Schlagwort: Justizreform

Scheinheilige Jammerei

Im »deutschen Nachrichtenmagazin« SPIEGEL verrät Julia Amalia Heyer, was sie alpträumen läßt: Die Vorstellung eines »dritten Tempel[s] auf dem Tempelberg, ein möglichst großes Israel, am liebsten nur für Juden«, wie es Aryeh King, der Bürgermeister der israelischen Hauptstadt Jerusalem, und »seine Freunde« erstrebten. Julia Amalia Heyers Alptraum ist ansteckend, manch selbsterklärter »Freund« Israels teilt ihn.

So erklärte etwa der liberale Justizminister Marco Buschmann, im gleichen Blatt, Israel sei »immer ein Leuchtfeuer für Demokratie und Rechtsstaat im Nahen Osten« gewesen, jetzt jedoch plage »viele Freunde Israels [..] die Sorge, dass dieses Licht nun nicht unbedingt heller scheint«. Und für die CDU verlangt deren Roderich Kiesewetter gar ein Einschreiten Berlins: »Aus Deutschland sollten mehr als klare Worte erfolgen«.

Das Lamento insbesondere der deutschen Politik allerdings ist ein peinliches. Denn investieren diese »vielen Freunde Israels« nicht mit Begeisterung Jahr um Jahr mindestens dreistellige Millionenbeträge in den Aufbau und Unterhalt eines »Staates«, dessen gänzlich undemokratische »Führung« in ihren Äußerungen und Taten nichts anderes anstrebt als ein möglichst großes »Palästina«, am liebsten nur für »Palästinenser«?

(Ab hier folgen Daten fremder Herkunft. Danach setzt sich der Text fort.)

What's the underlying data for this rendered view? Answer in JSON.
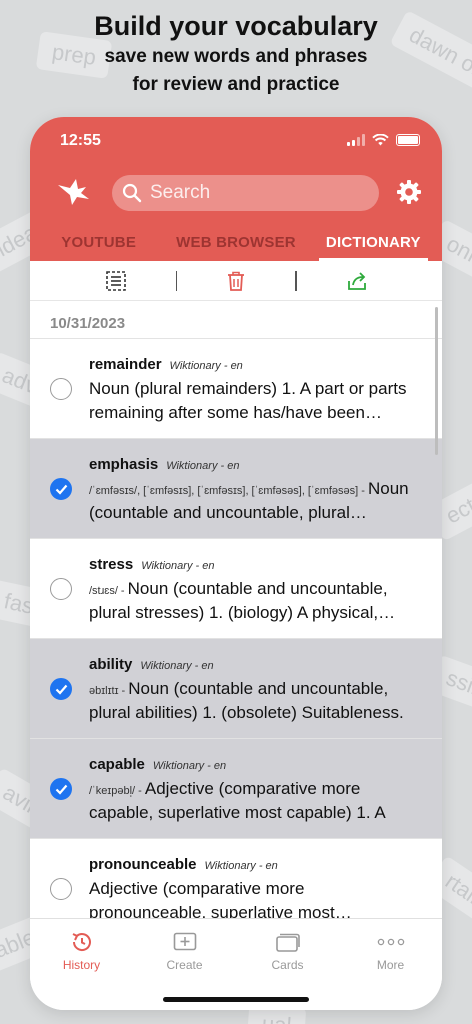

Vorstellungen, die da als zuwendungsfähig unumstritten sind, sollen dort, wo sie gespiegelt werden, mit »mehr als klaren Worten« sanktioniert werden? Kein Jude lebt derzeit freiwillig in Gaza, Juden in den umstrittenen Gebieten und Israel gelten »Palästinensern« als »Friedenshindernisse«, als legitime Angriffsziele. Wer diese Ideologie mit Millionentransfers stützt, sollte anderes tun als »Sorgen« um die Strahlkraft Israels zu artikulieren.

Bigotte Sorge

Die von der Regierung um Ministerpräsident Benjamin Netanjahu vorangetriebene Justizreform hat am Montag eine wichtige Hürde in der Knesset genommen, dem israelischen Parlament. Während jene Parlamentarier, die das Projekt ablehnen, die Parlamentssitzung boykottierten, stimmten die anwesenden 64 Volksvertreter einhellig und damit einstimmig für eine Änderung bzw. die Abschaffung der sogenannten Angemessenheitsklausel.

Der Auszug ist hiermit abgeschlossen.